A dome light (also considered an area light) creates light within a dome or spherical shape to create a traditional global illumination setup. This Light is frequently used to load HDRI environment images. For more information, see Dome Light | VRayLightDome.
Sun and Sky System
A Sun light is a spherical light source placed at a specific location which simulates the sun in the sky. A Sun light has some unique qualities:
- Sun light rays that strike the scene objects are treated as parallel to one another regardless of how far the Sun object is placed from the scene objects, producing the parallel shadows that our own sun creates.
- A Sun light is designed to be used with global illumination; when the light bounces around the scene, the resulting rendering looks very much like sunlight in real life.
- A Sun light can work in conjunction with a Sky environment background to provide realistic lighting and coloring for the scene when used with GI. Often, Sun/Sky is the only lighting setup needed in the scene to produce a photo-real rendering.
- The Sun/Sky combination is suitable for an exterior scene, or for an interior scene with windows or other openings through which the light comes.
For more information, see Sun and Sky System | VRaySun.
Photometric lights are designed to simulate a light source's distribution pattern exactly as they behave in real life by loading and using an IES (Illumination Engineering Society) file. An IES profile contains details about the light's behavior, such as how the light passes through fresnel lenses, its intensity, and its and falloff. For more information, see Photometric Lights | VRayIES.
The VRayLightMesh can create light sources that have volume and shape defined by geometry in the scene, without the need to use self illuminated objects and global illumination.

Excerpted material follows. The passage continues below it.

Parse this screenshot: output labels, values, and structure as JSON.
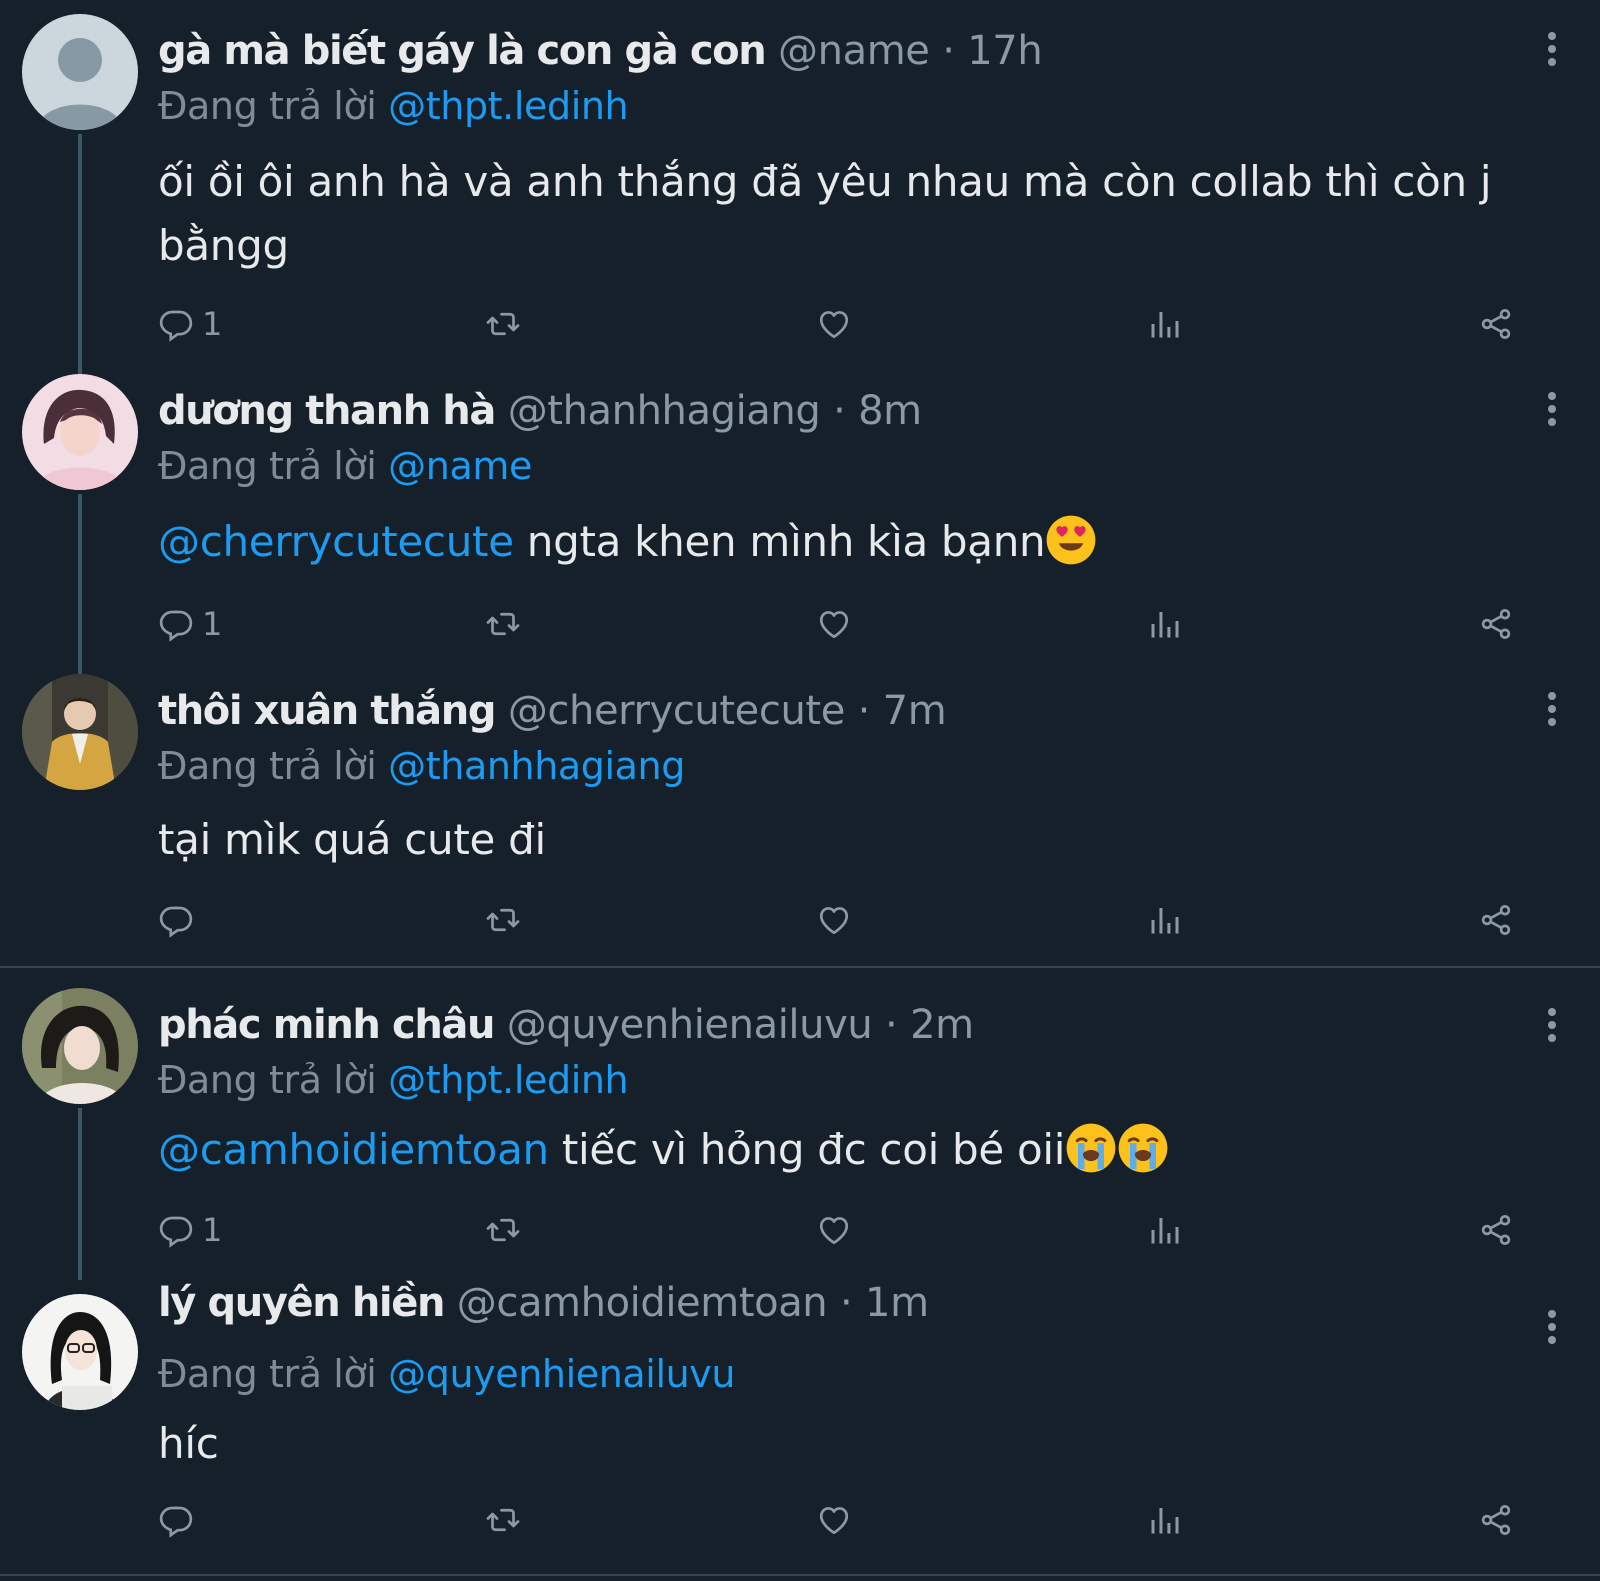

For more information, see Mesh Light | VRayLightMesh.
The Light Meter helper shows how a scene is illuminated, which aids in troubleshooting or in adjusting lights. For more information, see Light Meter | VRayLightMeter.
Another UI tool that can be extremely helpful when setting up and adjusting like is the V-Ray Light Lister. It provides quick access to many of the most important attributes for all the lights in your scene. It also makes it easy to select, turn off, or solo a light to see it's contribution to your scene's lighting. For more details, please see the Light Lister page.
The V-Ray Light Lister is a window that gives users an easy access to all the lights in a scene, whether V-Ray or Maya lights. Using this interface allows users to adjust many commonly used parameters for lights such as a light's intensity and color, as well as quick access to renaming, selecting, and enabling/disabling lights. For more on the Light Lister, click here.
- When the Store with irradiance map option is enabled on any V-Ray Light, it is then no longer treated as a direct light source and will not be available within the Light Select Render Element.